Olivia Colman has joked that stepping into Claire Foy’s shoes for The Crown Season 3 was “horrendous”, opening up about the looming return of Netflix’s royal drama.
The lavish series, which charts the life and reign of Her Maj, has been a huge smash hit for the streaming giant, picking up awards and nominations galore, not least for Foy’s turn as the monarch. Now, though, she is handing the crown over to national treasure Olivia Colman, as Season 3 sees the programme move through history too quickly for its cast to portray the royal family believably – and so, led by Colman, the show is undergoing a wave of recasting, from Jason Watkins as Harold Wilson to Outlander’s Tobias Menzies as Prince Philip, not to mention Helena Bonham Carter as Princess Margaret, Ben Daniels as Tony Armstrong-Jones, Josh O’Connor as Prince Charles, Erin Doherty as Princess Anne and Marion Bailey as The Queen Mother.

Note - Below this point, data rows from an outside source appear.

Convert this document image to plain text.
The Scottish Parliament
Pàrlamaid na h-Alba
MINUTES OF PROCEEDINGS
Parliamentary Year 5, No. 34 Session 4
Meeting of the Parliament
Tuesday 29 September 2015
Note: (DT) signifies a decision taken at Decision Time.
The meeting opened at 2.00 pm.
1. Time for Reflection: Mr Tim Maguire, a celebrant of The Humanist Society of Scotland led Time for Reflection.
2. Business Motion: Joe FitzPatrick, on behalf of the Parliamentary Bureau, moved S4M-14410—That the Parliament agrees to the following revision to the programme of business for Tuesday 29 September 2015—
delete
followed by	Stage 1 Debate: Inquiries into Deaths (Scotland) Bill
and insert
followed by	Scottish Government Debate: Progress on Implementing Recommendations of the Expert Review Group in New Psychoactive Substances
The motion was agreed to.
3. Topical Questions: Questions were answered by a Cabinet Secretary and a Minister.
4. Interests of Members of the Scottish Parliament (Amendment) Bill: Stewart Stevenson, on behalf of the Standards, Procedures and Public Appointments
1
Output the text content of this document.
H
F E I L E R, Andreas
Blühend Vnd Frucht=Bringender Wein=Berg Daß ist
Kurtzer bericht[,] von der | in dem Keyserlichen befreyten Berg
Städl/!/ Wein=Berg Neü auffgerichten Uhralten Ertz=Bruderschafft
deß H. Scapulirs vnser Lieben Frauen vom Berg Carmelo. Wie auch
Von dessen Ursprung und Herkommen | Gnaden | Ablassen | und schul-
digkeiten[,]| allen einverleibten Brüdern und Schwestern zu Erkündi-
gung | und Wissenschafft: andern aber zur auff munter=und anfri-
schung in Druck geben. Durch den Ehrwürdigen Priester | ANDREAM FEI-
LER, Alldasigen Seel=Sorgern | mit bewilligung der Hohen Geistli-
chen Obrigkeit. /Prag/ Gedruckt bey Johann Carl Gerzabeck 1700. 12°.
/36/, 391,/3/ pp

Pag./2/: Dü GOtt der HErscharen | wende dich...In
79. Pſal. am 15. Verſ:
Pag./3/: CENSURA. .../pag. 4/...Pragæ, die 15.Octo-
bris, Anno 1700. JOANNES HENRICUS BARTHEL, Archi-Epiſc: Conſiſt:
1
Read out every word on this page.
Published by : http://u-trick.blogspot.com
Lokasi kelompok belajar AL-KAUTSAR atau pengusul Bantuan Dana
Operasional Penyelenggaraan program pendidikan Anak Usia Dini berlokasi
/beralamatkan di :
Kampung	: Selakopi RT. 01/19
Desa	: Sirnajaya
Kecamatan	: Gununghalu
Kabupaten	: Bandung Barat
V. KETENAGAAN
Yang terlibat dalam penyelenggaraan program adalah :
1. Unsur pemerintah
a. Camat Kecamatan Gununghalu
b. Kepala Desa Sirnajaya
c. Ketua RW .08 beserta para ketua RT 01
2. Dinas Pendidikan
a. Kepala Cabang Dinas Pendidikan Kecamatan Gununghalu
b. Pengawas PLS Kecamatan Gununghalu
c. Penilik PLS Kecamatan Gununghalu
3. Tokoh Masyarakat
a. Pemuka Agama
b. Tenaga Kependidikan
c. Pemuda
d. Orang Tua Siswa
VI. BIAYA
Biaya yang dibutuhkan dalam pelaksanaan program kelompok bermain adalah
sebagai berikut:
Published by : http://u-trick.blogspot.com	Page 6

Netflix has now confirmed that The Crown Season 3 will premiere on Sunday 17th November. While we wait for a trailer to give us a proper glimpse of the cast in action, the cast have spoken to EW about what to expect.
“It’s the same as any classical play you do — everyone will have already played that part before,” she said of replacing Foy. “The first week, I did feel myself trying to do Claire impressions. ‘What would she have done?’”
Following Foy’s work was “horrendous”, she kidded. “Everyone loves Claire Foy, so I have got the worst job in the world at the moment.”
She also admitted that it was challenging at first to mimic the Queen’s voice.
“Once you start going through it, you realise that every syllable in every word…you’ve got it wrong,” she commented.
Colman also spoke about the shifting relationship between Elizabeth and her husband: “Between them they’re more settled, aren’t they? Slightly more mature, they’ve got all of their children now. It’s more external factors that are bothersome.”
Those will include the scandal brewing between HBC’s Margaret and Lord Snowden, played by Ben Daniels.
“They’re such extraordinary people,” commented Daniels, “Completely addicted to each other. Even right up until the minute they were getting divorced, they still had a really strong physical relationship. People often said that it was like foreplay for them, having a big row. They would have these huge rows and then amazing sex.”
How will audiences cope with adapting to a whole new ensemble cast? Morgan said he was confident it would work.
“It’s a bit like changing contact lenses,” he said. “I think it takes you about five minutes to get used to it.”